Well the Supreme Court has resumed in her case now that an appeals court has ruled in favor of the university, saying that UT had constitutionally been using race as a determining factor in its admissions process. This essentially was a middle finger to Fisher who complains that she was rejected because she’s White and that she should have been given admittance over other students of color who were admitted with lower grades, standardized testing scores and/or involvement in extracurricular activities.
Fisher had applied to the university in its program that automatically grants admission to any public university that a student chooses if they graduate in the top 10 percentile of their state. However, the university says that Fisher wasn’t actually in the top 10 percentile, and that she was then considered in its “holistic review” process which looks at students’ overall profile to determine if they should be given acceptance. Race is one of the final determining factors that admissions counselors use to decide if a student will be accepted. Ultimately, it was decided that Fisher’s grades and test scores were too low for her to get into the school.

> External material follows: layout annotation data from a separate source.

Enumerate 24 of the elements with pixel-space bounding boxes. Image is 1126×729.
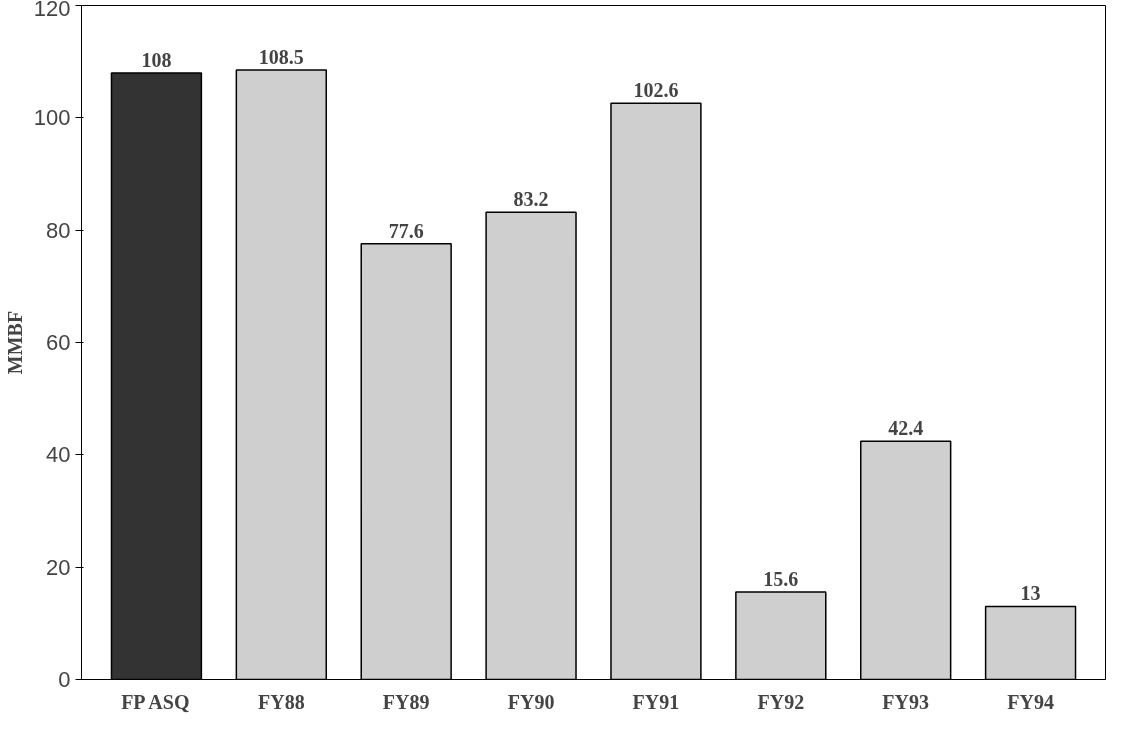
x-tick-label: FY90 — [507, 690, 555, 713]
y-axis-title: MMBF — [3, 310, 26, 375]
y-tick-label: 20 — [46, 554, 71, 580]
data-label: 83.2 — [513, 188, 549, 211]
y-tick-label: 40 — [46, 442, 71, 468]
y-tick-label: 100 — [33, 105, 71, 131]
data-label: 108 — [141, 48, 172, 71]
y-tick-label: 0 — [58, 667, 71, 692]
data-label: 108.5 — [258, 46, 304, 69]
x-tick-label: FP ASQ — [121, 690, 190, 713]
data-label: 77.6 — [388, 219, 424, 242]
x-tick-label: FY92 — [757, 690, 805, 713]
x-tick-label: FY94 — [1007, 690, 1054, 713]
x-tick-label: FY93 — [882, 690, 930, 713]
y-tick-label: 120 — [33, 0, 71, 21]
y-tick-label: 60 — [46, 330, 71, 355]
data-label: 13 — [1020, 582, 1041, 605]
data-label: 42.4 — [888, 417, 924, 440]
data-label: 102.6 — [633, 79, 679, 102]
x-tick-label: FY91 — [632, 690, 680, 713]
data-label: 15.6 — [763, 567, 799, 590]
y-tick-label: 80 — [46, 217, 71, 243]
x-tick-label: FY89 — [382, 690, 430, 713]
x-tick-label: FY88 — [257, 690, 305, 713]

Fisher is justifying her case by saying the university’s holistic review is unconstitutional, as it conflicts with the Fourteenth Amendment’s Equal Protection clause. Supporters of Fischer add that affirmative action is outdated, ineffective and unfair to other students. Essentially, Fisher’s legal team’s goal is to get the court to decide that affirmative action isn’t tailored enough or necessary to the admissions process to produce a diverse population of students that are worth being on campus. Fisher’s legal team also argues that the university uses affirmative action as a cover up for accepting students of color with lower academic standing that come from wealthy families.
But UT’s lawyers are calling Fisher’s defense chicken shit. Other white applicants with identical or lower scores were admitted that year while Black and Latino students with better scores were denied admittance, too. They also point out that students coming through holistic review generally have higher SAT scores than top 10 percenters. Finally, there’s no merit to Fisher’s case because she didn’t suffer any injury compelling enough to bring a case before Supreme Court justices—especially since she eventually graduated from another college, Louisiana State University.

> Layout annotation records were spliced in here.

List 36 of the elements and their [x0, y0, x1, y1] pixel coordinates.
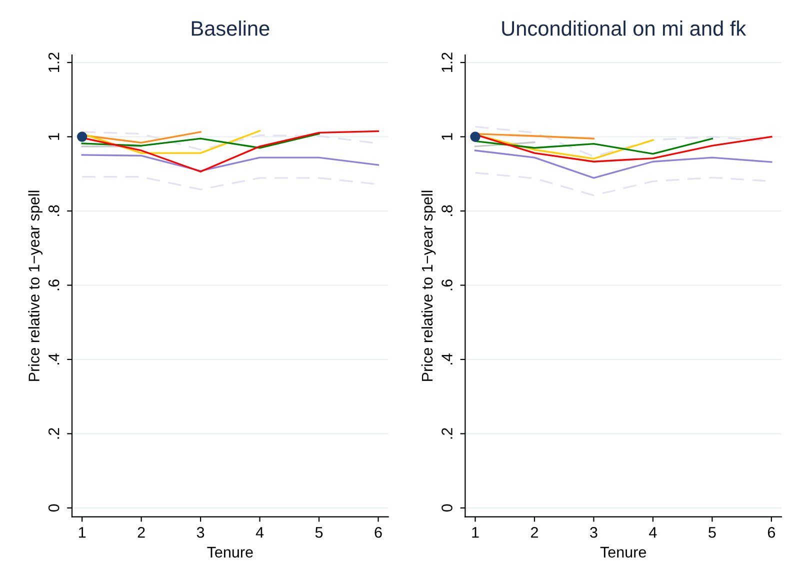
- x-tick-label: 5: [315, 527, 323, 538]
- y-tick-label: .2: [442, 428, 452, 439]
- line-series: [81, 154, 380, 172]
- x-tick-label: 4: [649, 527, 657, 538]
- y-tick-label: .4: [442, 354, 452, 364]
- x-axis-title: Tenure: [600, 546, 646, 558]
- y-tick-label: 1: [442, 133, 452, 140]
- line-series: [81, 132, 320, 149]
- chart-title: Unconditional on mi and fk: [502, 20, 746, 36]
- y-axis-title: Price relative to 1−year spell: [28, 190, 42, 381]
- line-series: [474, 126, 772, 158]
- x-tick-label: 4: [256, 527, 264, 538]
- y-tick-label: 0: [48, 504, 60, 512]
- y-tick-label: .6: [48, 280, 60, 290]
- y-axis-title: Price relative to 1−year spell: [421, 190, 436, 381]
- y-tick-label: .2: [48, 428, 60, 439]
- x-tick-label: 6: [768, 526, 775, 538]
- x-tick-label: 5: [708, 527, 716, 538]
- x-tick-label: 2: [138, 526, 145, 538]
- y-tick-label: 1.2: [442, 52, 452, 72]
- y-tick-label: .4: [48, 354, 60, 364]
- x-tick-label: 6: [374, 526, 382, 538]
- x-tick-label: 2: [531, 526, 538, 538]
- line-series: [474, 150, 772, 179]
- y-tick-label: 1: [48, 133, 60, 140]
- y-tick-label: .6: [442, 280, 452, 290]
- x-tick-label: 1: [78, 527, 86, 538]
- y-tick-label: 1.2: [48, 52, 60, 72]
- y-tick-label: 0: [442, 504, 452, 512]
- x-axis-title: Tenure: [207, 546, 253, 558]
- y-tick-label: .8: [48, 205, 60, 216]
- x-tick-label: 3: [590, 526, 598, 538]
- y-tick-label: .8: [442, 205, 452, 216]
- chart-title: Baseline: [192, 20, 270, 36]
- x-tick-label: 3: [196, 526, 204, 538]
- x-tick-label: 1: [472, 527, 479, 538]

The university’s lawyers explain that the 10 percentile program (which accounts for three-fourths of its student body) isn’t enough to provide diversity on campus because high schools are already highly segregated by race in Texas because of how districts are draw. As a result, the 10 percentile program is too one-dimensional to give students of diverse backgrounds a fair chance at acceptance.

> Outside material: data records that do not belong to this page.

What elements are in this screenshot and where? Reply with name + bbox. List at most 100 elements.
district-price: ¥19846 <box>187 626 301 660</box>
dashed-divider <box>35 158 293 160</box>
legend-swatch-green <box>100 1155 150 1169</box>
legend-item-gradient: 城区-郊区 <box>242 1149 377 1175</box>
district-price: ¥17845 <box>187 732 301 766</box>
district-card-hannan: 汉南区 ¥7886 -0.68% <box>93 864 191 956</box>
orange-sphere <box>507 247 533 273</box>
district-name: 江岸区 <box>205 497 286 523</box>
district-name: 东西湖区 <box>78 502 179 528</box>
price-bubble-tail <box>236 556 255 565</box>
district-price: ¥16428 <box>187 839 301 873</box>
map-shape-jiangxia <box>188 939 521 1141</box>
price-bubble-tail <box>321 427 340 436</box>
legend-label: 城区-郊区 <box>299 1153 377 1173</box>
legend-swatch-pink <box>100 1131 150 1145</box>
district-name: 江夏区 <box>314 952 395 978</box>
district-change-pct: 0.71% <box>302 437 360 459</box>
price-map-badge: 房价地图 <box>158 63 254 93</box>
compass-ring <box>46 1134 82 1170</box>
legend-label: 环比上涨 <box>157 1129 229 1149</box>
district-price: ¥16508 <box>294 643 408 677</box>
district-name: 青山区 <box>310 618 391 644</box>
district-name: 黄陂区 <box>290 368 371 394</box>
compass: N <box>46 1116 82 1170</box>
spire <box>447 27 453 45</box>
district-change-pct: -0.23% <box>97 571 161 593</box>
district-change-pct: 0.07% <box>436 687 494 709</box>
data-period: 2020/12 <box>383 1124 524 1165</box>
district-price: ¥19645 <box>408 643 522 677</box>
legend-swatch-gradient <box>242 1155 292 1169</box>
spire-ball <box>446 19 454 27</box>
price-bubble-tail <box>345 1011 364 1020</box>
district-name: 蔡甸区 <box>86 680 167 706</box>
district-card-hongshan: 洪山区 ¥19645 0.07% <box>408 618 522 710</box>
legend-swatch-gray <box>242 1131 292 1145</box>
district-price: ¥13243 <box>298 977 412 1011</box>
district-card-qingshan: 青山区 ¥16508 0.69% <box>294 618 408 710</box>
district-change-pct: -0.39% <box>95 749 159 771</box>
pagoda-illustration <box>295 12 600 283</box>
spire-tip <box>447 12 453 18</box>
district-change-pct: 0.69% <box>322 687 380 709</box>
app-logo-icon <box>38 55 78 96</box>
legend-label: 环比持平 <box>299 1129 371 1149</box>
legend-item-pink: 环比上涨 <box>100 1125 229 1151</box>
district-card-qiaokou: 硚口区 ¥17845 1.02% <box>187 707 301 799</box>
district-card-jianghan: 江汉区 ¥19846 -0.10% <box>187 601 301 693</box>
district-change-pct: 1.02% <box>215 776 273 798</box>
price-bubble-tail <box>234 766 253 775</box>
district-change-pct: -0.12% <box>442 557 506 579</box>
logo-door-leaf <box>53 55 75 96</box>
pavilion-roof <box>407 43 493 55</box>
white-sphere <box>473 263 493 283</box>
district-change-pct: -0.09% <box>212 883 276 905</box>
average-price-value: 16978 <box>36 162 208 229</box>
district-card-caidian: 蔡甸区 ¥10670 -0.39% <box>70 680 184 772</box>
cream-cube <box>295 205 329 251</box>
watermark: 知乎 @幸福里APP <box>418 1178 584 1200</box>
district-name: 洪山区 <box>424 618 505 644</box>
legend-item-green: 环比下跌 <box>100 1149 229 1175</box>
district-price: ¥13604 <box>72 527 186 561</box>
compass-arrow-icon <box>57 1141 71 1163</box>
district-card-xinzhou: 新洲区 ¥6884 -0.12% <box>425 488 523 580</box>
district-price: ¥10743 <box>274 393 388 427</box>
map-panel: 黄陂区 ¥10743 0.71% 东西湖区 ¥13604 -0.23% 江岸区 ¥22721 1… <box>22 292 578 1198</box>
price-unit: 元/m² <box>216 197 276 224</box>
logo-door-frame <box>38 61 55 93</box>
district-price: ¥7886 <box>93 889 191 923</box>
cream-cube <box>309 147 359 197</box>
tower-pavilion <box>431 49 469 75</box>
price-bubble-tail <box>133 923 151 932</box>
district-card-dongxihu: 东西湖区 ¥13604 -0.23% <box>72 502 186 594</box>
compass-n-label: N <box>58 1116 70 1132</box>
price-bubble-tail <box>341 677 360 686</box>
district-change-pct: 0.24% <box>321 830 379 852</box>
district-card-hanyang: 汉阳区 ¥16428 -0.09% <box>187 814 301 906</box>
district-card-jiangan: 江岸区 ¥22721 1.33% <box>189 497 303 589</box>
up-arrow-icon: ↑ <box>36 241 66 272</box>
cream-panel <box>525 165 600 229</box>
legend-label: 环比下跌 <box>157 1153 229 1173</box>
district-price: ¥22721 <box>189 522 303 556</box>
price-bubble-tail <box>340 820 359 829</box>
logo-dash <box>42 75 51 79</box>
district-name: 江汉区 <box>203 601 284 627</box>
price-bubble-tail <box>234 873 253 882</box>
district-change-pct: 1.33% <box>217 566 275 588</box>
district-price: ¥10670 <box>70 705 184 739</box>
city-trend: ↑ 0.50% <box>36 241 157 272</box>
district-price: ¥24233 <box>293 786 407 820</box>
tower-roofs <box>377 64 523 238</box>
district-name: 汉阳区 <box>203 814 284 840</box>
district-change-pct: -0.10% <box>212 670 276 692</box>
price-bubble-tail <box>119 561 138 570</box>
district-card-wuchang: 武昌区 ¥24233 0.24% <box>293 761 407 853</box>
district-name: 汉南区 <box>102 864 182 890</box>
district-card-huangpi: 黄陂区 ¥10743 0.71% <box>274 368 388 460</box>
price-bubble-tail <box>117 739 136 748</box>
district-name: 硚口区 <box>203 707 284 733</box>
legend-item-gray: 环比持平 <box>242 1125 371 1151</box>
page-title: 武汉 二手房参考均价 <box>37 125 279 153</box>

This is why UT has the holistic review process to garner the remaining quarter of its student population. Holistic review allows for race to be considered in addition to applicants’ academic achievements and extracurricular activities. There’s hard evidence proving that including race as an explicit factor in admissions is crucial to creating diversity. In 1996 a prior court case had ruled that race couldn’t be used in admissions decisions, forcing counselors to use race-neutral practices in deciding on applicants during holistic review instead. As a result, the number of minority students dropped by a whopping 40 percent. UT’s student population was only made more diverse again when the decision had been reversed in 2003.
Fisher first filed her case with the Supreme Court in 2013. At the time, the justices issued a short opinion essentially saying the lower court that initially decided on Fisher’s case put too much faith into the university’s use of race for diversity. The justices then sent the case to an appeals court to determine if the university’s use of race was limited or defined enough to be valid in its admissions process.
The appeals court upheld previous decisions made in favor of the university. Given the opposing views Justice Sonia Sotomayor versus like her more conservative colleagues like Clarence Thomas and Antonin Scalia, the decision could go either way. If the court rules in favor of Fischer, it could limit public university’s use of race in consideration of applicants at other schools nationwide.
Justices are to decide on the case by next year. The case comes at a highly unusual time, as the country just witnessed a wave of protests, sit-ins and social media conversations highlighting the rampant discrimination and institutional racism that students of color face on predominantly White college campuses.